In 2014, it was estimated that brain diseases were responsible for 35% of Europe’s disease burden, with addictions having the 4th most cases after anxiety disorders, migraine and mood disorders (DiLuca & Olesen, 2014). Therefore, it is important to find out addiction mechanisms, which in many countries such as in Finland are mainly due to alcohol use disorders (AUDs). The significance of alcohol diseases to individuals and the society is vast. Alcohol use on the 21st century has been estimated to cost about 2.6% of the gross domestic product (Manthey et al., 2021), with about one third being direct costs and the rest due to loss of productivity.

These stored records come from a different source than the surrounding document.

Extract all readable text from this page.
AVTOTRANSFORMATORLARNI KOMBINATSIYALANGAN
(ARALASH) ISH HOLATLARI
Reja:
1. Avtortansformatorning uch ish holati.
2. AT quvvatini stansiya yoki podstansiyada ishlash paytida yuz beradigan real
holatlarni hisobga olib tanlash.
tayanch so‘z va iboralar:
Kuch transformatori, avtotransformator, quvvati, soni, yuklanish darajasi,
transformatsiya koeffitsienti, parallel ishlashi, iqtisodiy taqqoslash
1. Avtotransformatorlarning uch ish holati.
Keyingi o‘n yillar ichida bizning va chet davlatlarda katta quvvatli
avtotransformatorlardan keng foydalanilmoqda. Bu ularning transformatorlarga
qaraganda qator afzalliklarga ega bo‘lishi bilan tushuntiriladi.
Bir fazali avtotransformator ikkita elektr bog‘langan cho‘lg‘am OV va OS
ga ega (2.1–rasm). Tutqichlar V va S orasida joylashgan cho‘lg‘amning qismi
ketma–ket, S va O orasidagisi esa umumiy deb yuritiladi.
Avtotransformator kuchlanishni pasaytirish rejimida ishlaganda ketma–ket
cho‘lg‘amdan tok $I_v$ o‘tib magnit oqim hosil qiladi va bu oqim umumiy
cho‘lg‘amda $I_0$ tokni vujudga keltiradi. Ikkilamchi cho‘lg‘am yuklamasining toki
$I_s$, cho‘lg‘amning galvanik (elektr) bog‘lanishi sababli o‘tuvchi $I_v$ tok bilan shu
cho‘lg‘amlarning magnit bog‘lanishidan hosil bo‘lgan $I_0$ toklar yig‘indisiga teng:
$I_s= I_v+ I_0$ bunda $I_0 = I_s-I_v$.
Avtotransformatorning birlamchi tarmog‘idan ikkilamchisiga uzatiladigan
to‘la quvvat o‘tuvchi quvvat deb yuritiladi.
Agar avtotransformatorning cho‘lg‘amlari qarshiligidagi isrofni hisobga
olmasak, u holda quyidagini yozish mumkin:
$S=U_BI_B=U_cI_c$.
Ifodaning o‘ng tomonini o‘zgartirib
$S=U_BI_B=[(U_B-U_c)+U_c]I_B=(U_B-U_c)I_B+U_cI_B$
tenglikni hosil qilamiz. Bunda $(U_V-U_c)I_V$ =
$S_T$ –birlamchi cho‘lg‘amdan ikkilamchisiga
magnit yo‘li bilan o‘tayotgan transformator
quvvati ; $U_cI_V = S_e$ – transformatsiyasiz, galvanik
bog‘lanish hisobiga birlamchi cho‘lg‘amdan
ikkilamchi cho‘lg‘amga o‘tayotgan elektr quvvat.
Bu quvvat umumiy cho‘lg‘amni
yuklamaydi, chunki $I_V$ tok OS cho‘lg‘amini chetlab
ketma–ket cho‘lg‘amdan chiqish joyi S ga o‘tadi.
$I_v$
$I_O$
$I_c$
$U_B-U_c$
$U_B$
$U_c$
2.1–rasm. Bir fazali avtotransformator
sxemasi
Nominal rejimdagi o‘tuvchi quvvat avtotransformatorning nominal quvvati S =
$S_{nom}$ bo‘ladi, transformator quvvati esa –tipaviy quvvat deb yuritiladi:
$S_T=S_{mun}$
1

Fifty years ago, alcohol was shown to affect cell membranes (Curran & Seeman, 1977), a theory that was replaced by the receptor protein theory by Franks and Lieb (Franks & Lieb, 1982). Ethanol (ethyl alcohol, here often “alcohol”) does not have a single receptor target like some sedative drugs such as barbiturates and benzodiazepines (BZs) have, and still these drugs often have similar behavioral and emotional effects as alcohol in man and rodents. Barbiturates and BZs have their main targets on γ-aminobutyric acid type A receptors (GABAAR) (Korpi, Grunder, & Luddens, 2002), the main fast-acting inhibitory neurotransmitter receptor system in mammalian brains (Seeburg, Wisden, Verdoorn, Pritchett, Werner, Herb et al., 1990). The GABA system is among the targets through which ethanol actions are mediated, which will be reviewed here with the ultimate idea of understanding its possible role in the treatment of AUDs.